Created by Casey Culbertson, Anish Konanki, Nelson Sun
The Language Generator project was pretty cool, and the three of us all wanted to make a Discord bot. So, why not do both at once?
What it does
MimikBot is a Discord Bot that attempts to mimic conversation in a Discord text channel. It analyzes the past 50 or so messages in a channel, makes its best guess at each word's part of speech, records the sentence structures of the sentences, and then mixes and matches parts of speech to hopefully arrive at a comprehensible result! Often times, the result is not super legible, but occasionally MimikBot will drop pure gold.
How we built it
Like all Discord bots, MimikBot runs on Python. Internally, it uses a dictionary that tells the bot which words are likely which parts of speech. MimikBot borrows a lot of its infrastructure from the Language Generator project, specifically in generating sentences. However, interfacing a bot with commands and reading sentences to modify the internal data structures was the main point of this project.
Challenges we ran into
One of the biggest struggles for this project was compiling a good dictionary for our bot to use. The primary problem here is that we needed to find the most common parts of speech of each word, since determining precisely which part of speech common words are is way beyond the scope of this project. Finding a dictionary that actually contained the parts of speech of the most common words, sorted by frequency, was actually extremely difficult. We initially attempted to just ignore the "sorted by frequency" aspect, but that caused the text classifier to disproportionately favor many words as being adverbs and conjunctions, among other issues. Eventually, we found a dictionary that had everything we needed, but along the way we went through several dictionaries (one over 150k words long!), and even a paywall. We were also struggling with using words that had multiple parts of speech and implementing such words into the grammar was a big pain, because said word would have a different part of speech in a different sentence, which would not look or sound right at all.

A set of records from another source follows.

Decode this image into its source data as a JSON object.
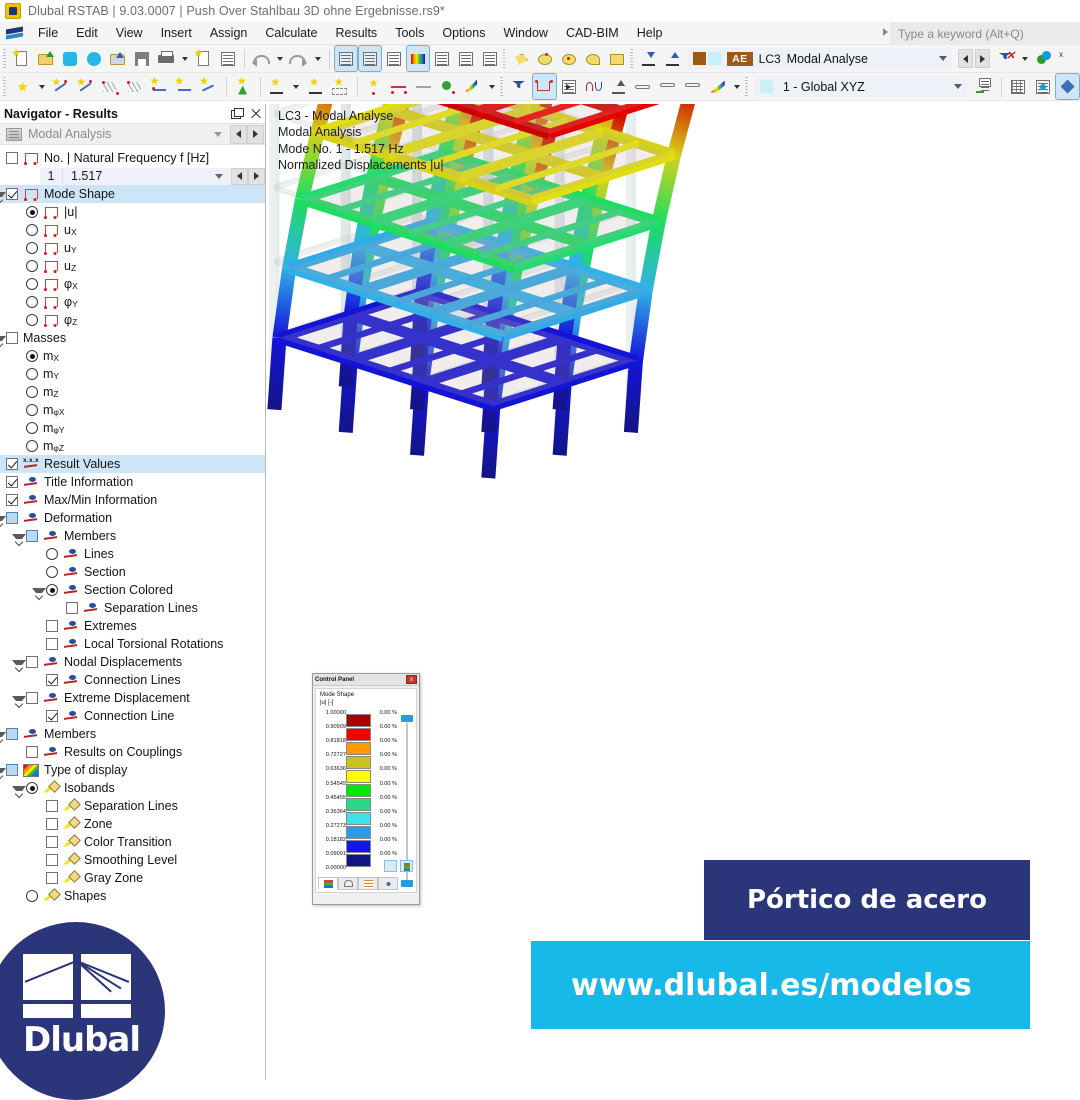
{
  "window": {
    "title": "Dlubal RSTAB | 9.03.0007 | Push Over Stahlbau 3D  ohne Ergebnisse.rs9*",
    "app_icon": "rstab-app-icon"
  },
  "menu": {
    "items": [
      "File",
      "Edit",
      "View",
      "Insert",
      "Assign",
      "Calculate",
      "Results",
      "Tools",
      "Options",
      "Window",
      "CAD-BIM",
      "Help"
    ],
    "search_placeholder": "Type a keyword (Alt+Q)"
  },
  "toolbar_top": {
    "buttons": [
      {
        "name": "new-model-icon",
        "kind": "page-star"
      },
      {
        "name": "open-folder-icon",
        "kind": "folder"
      },
      {
        "name": "rfem-link-icon",
        "kind": "blue-c"
      },
      {
        "name": "cloud-model-icon",
        "kind": "blue-globe"
      },
      {
        "name": "save-as-icon",
        "kind": "save-as"
      },
      {
        "name": "save-icon",
        "kind": "disk"
      },
      {
        "name": "print-icon",
        "kind": "printer"
      },
      {
        "name": "printout-report-icon",
        "kind": "page-star2"
      },
      {
        "name": "document-icon",
        "kind": "page"
      },
      {
        "name": "undo-icon",
        "kind": "undo"
      },
      {
        "name": "redo-icon",
        "kind": "redo"
      },
      {
        "name": "navigator-panel-icon",
        "kind": "panel"
      },
      {
        "name": "table-view-icon",
        "kind": "table"
      },
      {
        "name": "result-table-icon",
        "kind": "panel-color"
      },
      {
        "name": "console-icon",
        "kind": "console"
      },
      {
        "name": "script-icon",
        "kind": "script"
      },
      {
        "name": "info-panel-icon",
        "kind": "panel2"
      },
      {
        "name": "select-polygon-icon",
        "kind": "poly"
      },
      {
        "name": "select-special-icon",
        "kind": "lasso1"
      },
      {
        "name": "select-circle-icon",
        "kind": "lasso2"
      },
      {
        "name": "select-free-icon",
        "kind": "lasso3"
      },
      {
        "name": "select-box-icon",
        "kind": "boxplus"
      },
      {
        "name": "snap-top-icon",
        "kind": "snapt"
      },
      {
        "name": "snap-bottom-icon",
        "kind": "snapb"
      }
    ],
    "load_case": {
      "swatch_1": "#9c5a14",
      "swatch_2": "#c9f0f7",
      "badge": "AE",
      "id": "LC3",
      "description": "Modal Analyse"
    }
  },
  "toolbar_second": {
    "buttons": [
      {
        "name": "new-node-icon",
        "kind": "node"
      },
      {
        "name": "new-member-icon",
        "kind": "member1"
      },
      {
        "name": "new-member-2-icon",
        "kind": "member2"
      },
      {
        "name": "new-surface-icon",
        "kind": "surface1"
      },
      {
        "name": "new-surface-2-icon",
        "kind": "surface2"
      },
      {
        "name": "new-line-support-icon",
        "kind": "linesup"
      },
      {
        "name": "new-member-hinge-icon",
        "kind": "hinge"
      },
      {
        "name": "new-member-set-icon",
        "kind": "memberset"
      },
      {
        "name": "new-nodal-support-icon",
        "kind": "nodalsup"
      },
      {
        "name": "dimension-x-icon",
        "kind": "dimx"
      },
      {
        "name": "dimension-xx-icon",
        "kind": "dimxx"
      },
      {
        "name": "dimension-free-icon",
        "kind": "dimfree"
      },
      {
        "name": "new-load-icon",
        "kind": "loadstar"
      },
      {
        "name": "member-load-icon",
        "kind": "memberload"
      },
      {
        "name": "line-load-icon",
        "kind": "lineload"
      },
      {
        "name": "imperfection-icon",
        "kind": "imperf"
      },
      {
        "name": "load-wizard-icon",
        "kind": "wizard"
      },
      {
        "name": "render-filter-icon",
        "kind": "filter"
      },
      {
        "name": "deformation-view-icon",
        "kind": "defview"
      },
      {
        "name": "animation-icon",
        "kind": "anim"
      },
      {
        "name": "diagram-icon",
        "kind": "diagram"
      },
      {
        "name": "support-reaction-icon",
        "kind": "supreact"
      },
      {
        "name": "hinge-release-icon",
        "kind": "release1"
      },
      {
        "name": "hinge-release-2-icon",
        "kind": "release2"
      },
      {
        "name": "hinge-release-3-icon",
        "kind": "release3"
      },
      {
        "name": "color-scale-icon",
        "kind": "rainbow-pencil"
      },
      {
        "name": "coordinate-system-icon",
        "kind": "csys"
      },
      {
        "name": "grid-icon",
        "kind": "grid"
      },
      {
        "name": "snap-settings-icon",
        "kind": "snapset"
      },
      {
        "name": "ucs-icon",
        "kind": "ucs"
      }
    ],
    "coord_system": {
      "swatch": "#c9f0f7",
      "label": "1 - Global XYZ"
    }
  },
  "navigator": {
    "title": "Navigator - Results",
    "combo_label": "Modal Analysis",
    "tree": [
      {
        "id": "nat-freq",
        "indent": 1,
        "ctrl": "checkbox",
        "state": "off",
        "icon": "frame",
        "label": "No. | Natural Frequency f [Hz]",
        "expander": ""
      },
      {
        "id": "freq-combo",
        "indent": 2,
        "ctrl": "combo",
        "num": "1",
        "value": "1.517"
      },
      {
        "id": "mode-shape",
        "indent": 1,
        "ctrl": "checkbox",
        "state": "on",
        "icon": "frame",
        "label": "Mode Shape",
        "expander": "open",
        "selected": true
      },
      {
        "id": "u-abs",
        "indent": 2,
        "ctrl": "radio",
        "state": "on",
        "icon": "frame",
        "label": "|u|"
      },
      {
        "id": "ux",
        "indent": 2,
        "ctrl": "radio",
        "state": "off",
        "icon": "frame",
        "label": "u",
        "sub": "X"
      },
      {
        "id": "uy",
        "indent": 2,
        "ctrl": "radio",
        "state": "off",
        "icon": "frame",
        "label": "u",
        "sub": "Y"
      },
      {
        "id": "uz",
        "indent": 2,
        "ctrl": "radio",
        "state": "off",
        "icon": "frame",
        "label": "u",
        "sub": "Z"
      },
      {
        "id": "phix",
        "indent": 2,
        "ctrl": "radio",
        "state": "off",
        "icon": "frame",
        "label": "φ",
        "sub": "X"
      },
      {
        "id": "phiy",
        "indent": 2,
        "ctrl": "radio",
        "state": "off",
        "icon": "frame",
        "label": "φ",
        "sub": "Y"
      },
      {
        "id": "phiz",
        "indent": 2,
        "ctrl": "radio",
        "state": "off",
        "icon": "frame",
        "label": "φ",
        "sub": "Z"
      },
      {
        "id": "masses",
        "indent": 1,
        "ctrl": "checkbox",
        "state": "off",
        "icon": "none",
        "label": "Masses",
        "expander": "open"
      },
      {
        "id": "mx",
        "indent": 2,
        "ctrl": "radio",
        "state": "on",
        "icon": "none",
        "label": "m",
        "sub": "X"
      },
      {
        "id": "my",
        "indent": 2,
        "ctrl": "radio",
        "state": "off",
        "icon": "none",
        "label": "m",
        "sub": "Y"
      },
      {
        "id": "mz",
        "indent": 2,
        "ctrl": "radio",
        "state": "off",
        "icon": "none",
        "label": "m",
        "sub": "Z"
      },
      {
        "id": "mphix",
        "indent": 2,
        "ctrl": "radio",
        "state": "off",
        "icon": "none",
        "label": "m",
        "sub": "φX"
      },
      {
        "id": "mphiy",
        "indent": 2,
        "ctrl": "radio",
        "state": "off",
        "icon": "none",
        "label": "m",
        "sub": "φY"
      },
      {
        "id": "mphiz",
        "indent": 2,
        "ctrl": "radio",
        "state": "off",
        "icon": "none",
        "label": "m",
        "sub": "φZ"
      },
      {
        "id": "result-values",
        "indent": 1,
        "ctrl": "checkbox",
        "state": "on",
        "icon": "xxx",
        "label": "Result Values",
        "selected": true
      },
      {
        "id": "title-information",
        "indent": 1,
        "ctrl": "checkbox",
        "state": "on",
        "icon": "defo",
        "label": "Title Information"
      },
      {
        "id": "maxmin-information",
        "indent": 1,
        "ctrl": "checkbox",
        "state": "on",
        "icon": "defo",
        "label": "Max/Min Information"
      },
      {
        "id": "deformation",
        "indent": 1,
        "ctrl": "checkbox",
        "state": "part",
        "icon": "defo",
        "label": "Deformation",
        "expander": "open"
      },
      {
        "id": "def-members",
        "indent": 2,
        "ctrl": "checkbox",
        "state": "part",
        "icon": "defo",
        "label": "Members",
        "expander": "open"
      },
      {
        "id": "def-lines",
        "indent": 3,
        "ctrl": "radio",
        "state": "off",
        "icon": "defo",
        "label": "Lines"
      },
      {
        "id": "def-section",
        "indent": 3,
        "ctrl": "radio",
        "state": "off",
        "icon": "defo",
        "label": "Section"
      },
      {
        "id": "def-section-colored",
        "indent": 3,
        "ctrl": "radio",
        "state": "on",
        "icon": "defo",
        "label": "Section Colored",
        "expander": "open"
      },
      {
        "id": "def-separation-lines",
        "indent": 4,
        "ctrl": "checkbox",
        "state": "off",
        "icon": "defo",
        "label": "Separation Lines"
      },
      {
        "id": "def-extremes",
        "indent": 3,
        "ctrl": "checkbox",
        "state": "off",
        "icon": "defo",
        "label": "Extremes"
      },
      {
        "id": "def-local-torsional",
        "indent": 3,
        "ctrl": "checkbox",
        "state": "off",
        "icon": "defo",
        "label": "Local Torsional Rotations"
      },
      {
        "id": "nodal-displacements",
        "indent": 2,
        "ctrl": "checkbox",
        "state": "off",
        "icon": "defo",
        "label": "Nodal Displacements",
        "expander": "open"
      },
      {
        "id": "nd-connection-lines",
        "indent": 3,
        "ctrl": "checkbox",
        "state": "on",
        "icon": "defo",
        "label": "Connection Lines"
      },
      {
        "id": "extreme-displacement",
        "indent": 2,
        "ctrl": "checkbox",
        "state": "off",
        "icon": "defo",
        "label": "Extreme Displacement",
        "expander": "open"
      },
      {
        "id": "ed-connection-line",
        "indent": 3,
        "ctrl": "checkbox",
        "state": "on",
        "icon": "defo",
        "label": "Connection Line"
      },
      {
        "id": "members",
        "indent": 1,
        "ctrl": "checkbox",
        "state": "part",
        "icon": "defo",
        "label": "Members",
        "expander": "open"
      },
      {
        "id": "results-on-couplings",
        "indent": 2,
        "ctrl": "checkbox",
        "state": "off",
        "icon": "defo",
        "label": "Results on Couplings"
      },
      {
        "id": "type-of-display",
        "indent": 1,
        "ctrl": "checkbox",
        "state": "part",
        "icon": "rain",
        "label": "Type of display",
        "expander": "open"
      },
      {
        "id": "isobands",
        "indent": 2,
        "ctrl": "radio",
        "state": "on",
        "icon": "pencil",
        "label": "Isobands",
        "expander": "open"
      },
      {
        "id": "iso-separation-lines",
        "indent": 3,
        "ctrl": "checkbox",
        "state": "off",
        "icon": "pencil",
        "label": "Separation Lines"
      },
      {
        "id": "iso-zone",
        "indent": 3,
        "ctrl": "checkbox",
        "state": "off",
        "icon": "pencil",
        "label": "Zone"
      },
      {
        "id": "iso-color-transition",
        "indent": 3,
        "ctrl": "checkbox",
        "state": "off",
        "icon": "pencil",
        "label": "Color Transition"
      },
      {
        "id": "iso-smoothing-level",
        "indent": 3,
        "ctrl": "checkbox",
        "state": "off",
        "icon": "pencil",
        "label": "Smoothing Level"
      },
      {
        "id": "iso-gray-zone",
        "indent": 3,
        "ctrl": "checkbox",
        "state": "off",
        "icon": "pencil",
        "label": "Gray Zone"
      },
      {
        "id": "shapes",
        "indent": 2,
        "ctrl": "radio",
        "state": "off",
        "icon": "pencil",
        "label": "Shapes"
      }
    ]
  },
  "viewport": {
    "title_lines": [
      "LC3 - Modal Analyse",
      "Modal Analysis",
      "Mode No. 1 - 1.517 Hz",
      "Normalized Displacements |u|"
    ]
  },
  "control_panel": {
    "title": "Control Panel",
    "close_label": "x",
    "subtitle_line1": "Mode Shape",
    "subtitle_line2": "|u| [-]",
    "legend": [
      {
        "value": "1.00000",
        "color": "#a80000",
        "pct": "0.00 %"
      },
      {
        "value": "0.90909",
        "color": "#f50000",
        "pct": "0.00 %"
      },
      {
        "value": "0.81818",
        "color": "#ff9a00",
        "pct": "0.00 %"
      },
      {
        "value": "0.72727",
        "color": "#c8c221",
        "pct": "0.00 %"
      },
      {
        "value": "0.63636",
        "color": "#fdfd00",
        "pct": "0.00 %"
      },
      {
        "value": "0.54545",
        "color": "#00e800",
        "pct": "0.00 %"
      },
      {
        "value": "0.45455",
        "color": "#2ad888",
        "pct": "0.00 %"
      },
      {
        "value": "0.36364",
        "color": "#40e0e8",
        "pct": "0.00 %"
      },
      {
        "value": "0.27273",
        "color": "#2c9ce8",
        "pct": "0.00 %"
      },
      {
        "value": "0.18182",
        "color": "#1414ee",
        "pct": "0.00 %"
      },
      {
        "value": "0.09091",
        "color": "#141487",
        "pct": "0.00 %"
      },
      {
        "value": "0.00000",
        "color": "",
        "pct": ""
      }
    ],
    "tabs": [
      "color-scale-tab",
      "factors-tab",
      "filter-tab",
      "display-tab"
    ],
    "tools": [
      "edit-scale-icon",
      "color-spectrum-icon"
    ]
  },
  "branding": {
    "logo_text": "Dlubal",
    "banner_model": "Pórtico de acero",
    "banner_url": "www.dlubal.es/modelos",
    "dark_color": "#2b3579",
    "cyan_color": "#16b9e8"
  },
  "chart_data": {
    "type": "heatmap",
    "title": "Mode Shape |u| [-]",
    "legend_values": [
      1.0,
      0.90909,
      0.81818,
      0.72727,
      0.63636,
      0.54545,
      0.45455,
      0.36364,
      0.27273,
      0.18182,
      0.09091,
      0.0
    ],
    "legend_colors": [
      "#a80000",
      "#f50000",
      "#ff9a00",
      "#c8c221",
      "#fdfd00",
      "#00e800",
      "#2ad888",
      "#40e0e8",
      "#2c9ce8",
      "#1414ee",
      "#141487"
    ],
    "legend_percentages": [
      "0.00 %",
      "0.00 %",
      "0.00 %",
      "0.00 %",
      "0.00 %",
      "0.00 %",
      "0.00 %",
      "0.00 %",
      "0.00 %",
      "0.00 %",
      "0.00 %"
    ],
    "frequency_hz": 1.517,
    "mode_number": 1,
    "ylabel": "|u| [-]"
  }
}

Accomplishments that we're proud of
We enjoyed working on implementing language generator into a Discord bot. We all especially enjoyed running the bot and watching its outputs, which were funny sentences like with language generator. We also enjoyed remaking parts of the code for the bot and watching it work, as we all felt extremely satisfied seeing it work and output crazy sentences like "oh wait I see how you awesome these you literally searched for a plain-text words way something sec that I was found literally for a are of 10k know."
What we learned
We learned a whole lot about Python, and the fact that Python and Java having a lot of similarities when it comes to syntax really helped us understand the basics of what we needed to know, especially when it came to using the Discord API. And as we learned the hard way, the English language is extremely difficult to deal with. We also learned a lot about code optimization and being efficient with repeating code. Furthermore, we learned a lot of transferable skills, like being able to adapt on the fly and being able to communicate effectively about what needs to be done.
What's next for MimikBot
Probably not a whole lot, but one potential improvement would be to improve the dictionary file (the bot is only as good as its dictionary!) and give admins more control on how the bot is triggered - right now, the bot has the potential to be incredibly spammy.